Report: President Trump Picks Former Verizon Lawyer Ajit Pai To Head FCC

by Karl Bode

As many expected, Donald Trump has chosen former Verizon lawyer and current FCC Commissioner Ajit Pai to head the FCC, according to a report by Politico. According to two anonymous insiders "familiar with the decision," Pai, who met with Trump on Monday, should be formally announced as FCC boss in short order. Pai recently proclaimed that net neutrality's "days are numbered" under Trump, while stating that the reformed FCC would be taking a "weed whacker" to "unnecessary regulations" like the FCC's net neutrality rules and its new consumer broadband privacy protections.

Politico rather soft sells the controversy that Pai will represent to those who don't think technology policy should be dictated by Verizon, AT&T, Comcast and Charter Communications:

"Pai is already a familiar name in tech and telecom policy debates. He’s a fierce and vocal critic of many regulations passed by the commission's Democratic majority, including the 2015 net neutrality rules that require internet service providers to treat all web traffic equally and are opposed by the major broadband companies."
Let's be clear here. Pai has supported the incumbent duopoly providers on nearly every issue of substance. He has vilified net neutrality to an often-comic degree, falsely claiming the rules encouraged dictators in North Korea and Iran and led to a massive slowdown in industry investment. He has consistently refused to even admit the U.S. broadband market has a competition problem. He's made it abundantly clear he wants to eliminate every FCC consumer protection function, and, alongside fellow Commissioner Mike O'Rielly, has even repeatedly voted down holding AT&T accountable for outright fraud.

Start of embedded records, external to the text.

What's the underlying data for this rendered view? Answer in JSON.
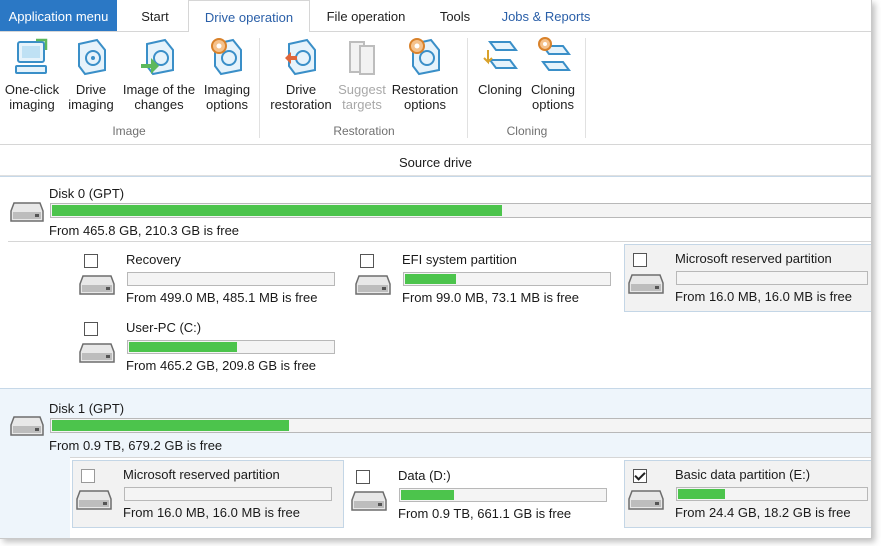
{
  "tabs": {
    "app_menu": "Application menu",
    "start": "Start",
    "drive_operation": "Drive operation",
    "file_operation": "File operation",
    "tools": "Tools",
    "jobs_reports": "Jobs & Reports"
  },
  "ribbon": {
    "image_group": {
      "label": "Image",
      "one_click_l1": "One-click",
      "one_click_l2": "imaging",
      "drive_imaging_l1": "Drive",
      "drive_imaging_l2": "imaging",
      "image_changes_l1": "Image of the",
      "image_changes_l2": "changes",
      "imaging_options_l1": "Imaging",
      "imaging_options_l2": "options"
    },
    "restoration_group": {
      "label": "Restoration",
      "drive_restoration_l1": "Drive",
      "drive_restoration_l2": "restoration",
      "suggest_targets_l1": "Suggest",
      "suggest_targets_l2": "targets",
      "restoration_options_l1": "Restoration",
      "restoration_options_l2": "options"
    },
    "cloning_group": {
      "label": "Cloning",
      "cloning_l1": "Cloning",
      "cloning_options_l1": "Cloning",
      "cloning_options_l2": "options"
    }
  },
  "source_drive_header": "Source drive",
  "disks": [
    {
      "title": "Disk 0 (GPT)",
      "info": "From 465.8 GB, 210.3 GB is free",
      "used_fraction": 0.55,
      "partitions": [
        {
          "name": "Recovery",
          "info": "From 499.0 MB, 485.1 MB is free",
          "used_fraction": 0.0,
          "checked": false
        },
        {
          "name": "EFI system partition",
          "info": "From 99.0 MB, 73.1 MB is free",
          "used_fraction": 0.25,
          "checked": false
        },
        {
          "name": "Microsoft reserved partition",
          "info": "From 16.0 MB, 16.0 MB is free",
          "used_fraction": 0.0,
          "checked": false
        },
        {
          "name": "User-PC (C:)",
          "info": "From 465.2 GB, 209.8 GB is free",
          "used_fraction": 0.53,
          "checked": false
        }
      ]
    },
    {
      "title": "Disk 1 (GPT)",
      "info": "From 0.9 TB, 679.2 GB is free",
      "used_fraction": 0.29,
      "partitions": [
        {
          "name": "Microsoft reserved partition",
          "info": "From 16.0 MB, 16.0 MB is free",
          "used_fraction": 0.0,
          "checked": false
        },
        {
          "name": "Data (D:)",
          "info": "From 0.9 TB, 661.1 GB is free",
          "used_fraction": 0.26,
          "checked": false
        },
        {
          "name": "Basic data partition (E:)",
          "info": "From 24.4 GB, 18.2 GB is free",
          "used_fraction": 0.25,
          "checked": true
        }
      ]
    }
  ],
  "colors": {
    "accent": "#2b78c5",
    "usage_fill": "#4cc44c",
    "highlight": "#f2f2f2"
  }
}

If you're looking for somebody who will rubber stamp every Comcast request shoveled in his general direction, Pai is certainly your man. If you're looking for an FCC leader who's going to care about consumer issues or the plight of the startup or small business in a word dominated by massive, ever-consolidating telecom conglomerates, you're about to get a master class in disappointment. The irony, of course, is that Pai is about as far from the "populist" rhetoric President Trump leaned on to get elected as one can get:

Yes, nothing quite says "man of the people" like a former Verizon lawyer who has fought tooth and nail against every single effort to hold large ISPs accountable to the public. On any given day, if the wind is right and with enough pressure, Pai may just be convinced to occasionally do the right thing. But as the leader of an agency tasked with keeping Comcast from viciously savaging both consumers and the competition, it's not really physically possible to make a more controversial and uninspired selection.